The main argument for those under the misconception about renewable energy is that the technologies for renewable energy are intermittent and therefore need backup power provided by fossil fuel plants. While this statement is true to a point, as renewable energy is indeed intermittent, there are numerous ways to compensate for this. One big way that renewable energy is able to compensate for each other is that both wind and solar power support each other. One example is that wind speeds tend to be greater in the evening and at night when solar energy is most ineffective. Energy storage is also compensating for intermittency and is able to store energy for use when it’s most needed, creating a source of backup power.

It’s easy to see where this myth comes from though. Granted, there are forms of renewable energy that almost always generate power, for example- geothermal plants and hydroelectric facilities. But since the majority of development in renewable energy in the U.S. comes from wind and solar power, their variability is a crossroads for critics. Since CEA works directly with solar power, we’ll take a closer look at that in the myth of unreliability.

The fact is that solar panels used in solar farms have no moving parts that can wear out. This ensures consistency and reliability. Additionally, most of the leading solar panels can produce electricity for as long as 40 years without replacement. In fact, many of the first solar systems connected over 40 years ago are still active today. This is a huge reason that the solar industry in Canada is and has been growing substantially in recent years. For example, in 2013 there was $2.5 billion investment in the solar industry in Canada – a 50% increase on 2012 statistics.

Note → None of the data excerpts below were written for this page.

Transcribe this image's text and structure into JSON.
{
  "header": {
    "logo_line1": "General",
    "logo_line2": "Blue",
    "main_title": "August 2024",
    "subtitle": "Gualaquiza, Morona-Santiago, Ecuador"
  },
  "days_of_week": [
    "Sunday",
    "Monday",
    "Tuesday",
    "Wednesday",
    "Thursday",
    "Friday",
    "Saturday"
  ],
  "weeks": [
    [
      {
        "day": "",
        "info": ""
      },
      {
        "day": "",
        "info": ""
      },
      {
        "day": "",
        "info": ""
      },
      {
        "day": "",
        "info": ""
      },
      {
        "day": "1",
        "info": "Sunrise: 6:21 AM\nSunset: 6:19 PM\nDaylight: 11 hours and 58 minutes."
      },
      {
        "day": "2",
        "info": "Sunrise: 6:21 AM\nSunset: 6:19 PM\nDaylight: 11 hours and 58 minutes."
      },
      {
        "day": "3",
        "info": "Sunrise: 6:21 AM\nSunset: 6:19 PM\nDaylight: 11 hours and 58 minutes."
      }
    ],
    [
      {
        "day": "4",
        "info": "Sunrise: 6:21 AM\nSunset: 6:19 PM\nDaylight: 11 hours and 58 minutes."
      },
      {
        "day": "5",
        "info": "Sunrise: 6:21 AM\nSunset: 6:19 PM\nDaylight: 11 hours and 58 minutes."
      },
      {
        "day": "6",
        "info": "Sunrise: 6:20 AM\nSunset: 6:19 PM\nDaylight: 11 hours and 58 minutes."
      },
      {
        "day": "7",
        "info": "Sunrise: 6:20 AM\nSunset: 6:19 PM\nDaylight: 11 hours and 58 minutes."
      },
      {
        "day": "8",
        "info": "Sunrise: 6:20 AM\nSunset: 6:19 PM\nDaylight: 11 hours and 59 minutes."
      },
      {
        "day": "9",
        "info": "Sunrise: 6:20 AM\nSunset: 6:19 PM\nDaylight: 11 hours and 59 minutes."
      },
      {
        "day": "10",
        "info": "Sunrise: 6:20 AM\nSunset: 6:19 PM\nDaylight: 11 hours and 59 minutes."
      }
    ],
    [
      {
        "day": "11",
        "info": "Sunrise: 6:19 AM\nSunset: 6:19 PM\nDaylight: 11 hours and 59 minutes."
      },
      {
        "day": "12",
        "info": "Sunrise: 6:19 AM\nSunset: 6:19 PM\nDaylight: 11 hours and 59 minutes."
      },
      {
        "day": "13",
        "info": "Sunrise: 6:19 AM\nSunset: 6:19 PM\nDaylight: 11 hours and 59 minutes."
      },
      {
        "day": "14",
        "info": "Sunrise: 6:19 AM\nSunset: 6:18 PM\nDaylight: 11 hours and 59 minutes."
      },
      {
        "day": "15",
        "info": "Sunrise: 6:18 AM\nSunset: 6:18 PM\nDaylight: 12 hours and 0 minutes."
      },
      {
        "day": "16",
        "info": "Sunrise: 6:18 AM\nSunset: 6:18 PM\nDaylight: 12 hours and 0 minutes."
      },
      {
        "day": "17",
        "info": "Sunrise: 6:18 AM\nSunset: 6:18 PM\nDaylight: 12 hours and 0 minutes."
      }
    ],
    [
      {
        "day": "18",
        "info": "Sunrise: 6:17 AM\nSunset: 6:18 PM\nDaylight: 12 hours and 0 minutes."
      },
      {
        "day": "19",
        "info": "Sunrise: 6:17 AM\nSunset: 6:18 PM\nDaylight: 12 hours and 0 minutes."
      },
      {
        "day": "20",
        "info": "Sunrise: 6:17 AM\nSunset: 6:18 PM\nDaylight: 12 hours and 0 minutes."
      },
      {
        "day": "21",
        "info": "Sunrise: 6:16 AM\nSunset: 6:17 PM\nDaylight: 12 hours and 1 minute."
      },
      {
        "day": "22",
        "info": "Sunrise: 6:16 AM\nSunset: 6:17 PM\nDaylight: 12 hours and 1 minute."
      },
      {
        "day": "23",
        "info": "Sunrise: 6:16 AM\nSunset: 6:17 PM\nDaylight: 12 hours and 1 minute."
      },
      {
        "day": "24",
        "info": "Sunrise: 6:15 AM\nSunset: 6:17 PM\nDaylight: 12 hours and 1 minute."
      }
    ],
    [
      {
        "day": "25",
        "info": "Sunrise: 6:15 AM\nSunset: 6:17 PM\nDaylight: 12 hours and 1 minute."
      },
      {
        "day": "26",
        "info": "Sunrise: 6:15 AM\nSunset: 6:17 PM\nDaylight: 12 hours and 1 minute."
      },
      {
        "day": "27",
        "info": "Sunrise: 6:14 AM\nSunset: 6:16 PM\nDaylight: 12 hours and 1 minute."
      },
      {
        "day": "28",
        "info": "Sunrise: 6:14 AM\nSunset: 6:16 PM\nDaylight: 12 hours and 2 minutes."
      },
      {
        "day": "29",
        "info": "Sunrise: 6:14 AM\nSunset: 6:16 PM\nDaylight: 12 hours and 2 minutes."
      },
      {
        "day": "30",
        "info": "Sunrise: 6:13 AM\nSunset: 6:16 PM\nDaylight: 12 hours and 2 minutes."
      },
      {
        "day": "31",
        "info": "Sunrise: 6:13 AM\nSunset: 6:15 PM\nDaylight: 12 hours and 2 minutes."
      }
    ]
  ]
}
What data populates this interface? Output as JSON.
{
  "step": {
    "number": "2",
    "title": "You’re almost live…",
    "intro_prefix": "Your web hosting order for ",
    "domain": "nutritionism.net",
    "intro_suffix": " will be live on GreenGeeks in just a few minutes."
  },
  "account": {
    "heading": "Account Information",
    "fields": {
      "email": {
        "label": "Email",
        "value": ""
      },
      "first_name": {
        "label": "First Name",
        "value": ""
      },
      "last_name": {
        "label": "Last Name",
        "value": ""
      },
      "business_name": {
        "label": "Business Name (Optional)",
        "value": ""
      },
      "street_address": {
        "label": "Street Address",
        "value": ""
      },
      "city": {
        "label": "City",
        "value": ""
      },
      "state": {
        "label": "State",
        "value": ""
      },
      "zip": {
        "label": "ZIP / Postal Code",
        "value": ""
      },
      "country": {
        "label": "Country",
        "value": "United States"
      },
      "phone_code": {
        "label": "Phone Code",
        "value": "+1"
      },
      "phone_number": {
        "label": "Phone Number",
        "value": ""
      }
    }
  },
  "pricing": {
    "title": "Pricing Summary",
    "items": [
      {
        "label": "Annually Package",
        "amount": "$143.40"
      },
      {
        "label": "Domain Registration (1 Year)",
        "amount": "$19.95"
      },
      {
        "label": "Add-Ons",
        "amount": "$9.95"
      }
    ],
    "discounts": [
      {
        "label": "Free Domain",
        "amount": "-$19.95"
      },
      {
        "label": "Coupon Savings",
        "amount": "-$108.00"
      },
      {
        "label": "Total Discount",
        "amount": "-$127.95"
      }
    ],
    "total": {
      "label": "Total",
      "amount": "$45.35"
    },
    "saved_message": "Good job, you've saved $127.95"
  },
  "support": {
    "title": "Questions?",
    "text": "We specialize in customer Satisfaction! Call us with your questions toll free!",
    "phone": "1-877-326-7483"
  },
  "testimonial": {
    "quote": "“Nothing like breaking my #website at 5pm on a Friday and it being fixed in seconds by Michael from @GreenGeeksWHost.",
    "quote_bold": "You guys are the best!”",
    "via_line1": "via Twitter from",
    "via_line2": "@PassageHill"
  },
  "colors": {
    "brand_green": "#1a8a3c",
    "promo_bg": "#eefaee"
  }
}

Additionally, using solar power expands our energy sources, making the entire grid more reliable. More tools are continuously becoming available to make solar and other renewable technologies more dependable than ever.

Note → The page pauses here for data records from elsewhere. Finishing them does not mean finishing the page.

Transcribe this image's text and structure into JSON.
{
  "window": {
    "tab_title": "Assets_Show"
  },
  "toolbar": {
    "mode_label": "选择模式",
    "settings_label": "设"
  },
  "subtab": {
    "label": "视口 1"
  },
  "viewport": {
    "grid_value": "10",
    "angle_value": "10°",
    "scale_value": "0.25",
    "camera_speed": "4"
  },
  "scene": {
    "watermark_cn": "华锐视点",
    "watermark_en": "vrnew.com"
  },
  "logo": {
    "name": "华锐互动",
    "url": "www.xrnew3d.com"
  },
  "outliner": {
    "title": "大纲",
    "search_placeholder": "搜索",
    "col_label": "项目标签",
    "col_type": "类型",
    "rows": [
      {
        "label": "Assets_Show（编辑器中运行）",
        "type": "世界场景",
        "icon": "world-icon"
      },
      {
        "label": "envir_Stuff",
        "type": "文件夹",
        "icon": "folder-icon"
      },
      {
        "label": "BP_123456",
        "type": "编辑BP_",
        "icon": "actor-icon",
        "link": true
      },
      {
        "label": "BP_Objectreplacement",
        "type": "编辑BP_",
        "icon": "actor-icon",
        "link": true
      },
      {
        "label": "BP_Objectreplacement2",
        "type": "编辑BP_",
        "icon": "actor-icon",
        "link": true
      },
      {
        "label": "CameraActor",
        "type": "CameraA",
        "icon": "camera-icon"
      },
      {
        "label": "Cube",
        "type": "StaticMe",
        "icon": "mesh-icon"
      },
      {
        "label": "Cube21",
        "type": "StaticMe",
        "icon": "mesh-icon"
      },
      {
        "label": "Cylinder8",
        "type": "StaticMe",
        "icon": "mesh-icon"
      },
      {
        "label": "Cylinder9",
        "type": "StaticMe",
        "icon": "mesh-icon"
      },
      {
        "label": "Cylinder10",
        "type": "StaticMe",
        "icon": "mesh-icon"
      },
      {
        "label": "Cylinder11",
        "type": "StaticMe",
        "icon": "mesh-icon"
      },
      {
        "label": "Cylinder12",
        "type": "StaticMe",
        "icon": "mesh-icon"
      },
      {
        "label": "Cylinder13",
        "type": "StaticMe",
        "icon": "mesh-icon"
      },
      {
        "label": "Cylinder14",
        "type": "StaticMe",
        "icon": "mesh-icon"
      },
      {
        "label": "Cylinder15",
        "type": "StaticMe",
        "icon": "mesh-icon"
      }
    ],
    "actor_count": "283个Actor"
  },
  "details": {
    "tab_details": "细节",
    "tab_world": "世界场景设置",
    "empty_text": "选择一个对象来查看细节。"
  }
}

In the next 30 years, it is a sheer fact that aging fossil fuel infrastructures like outdated coal-fired power plants will need to be replaced. If we make the shift and rely on renewable foundations of energy like the sun, billions of dollars could be saved by avoiding the costs of replacing these old plants, but also from the progressively more expensive costs associated with climate change in areas like healthcare and damage from extreme weather.

Yet despite these facts, many of the world’s decision-makers have yet to grasp how competitive renewables have become to their counterparts in many areas. It’s simply a case where change has come so fast, and so unexpectedly, that public information has yet to catch up.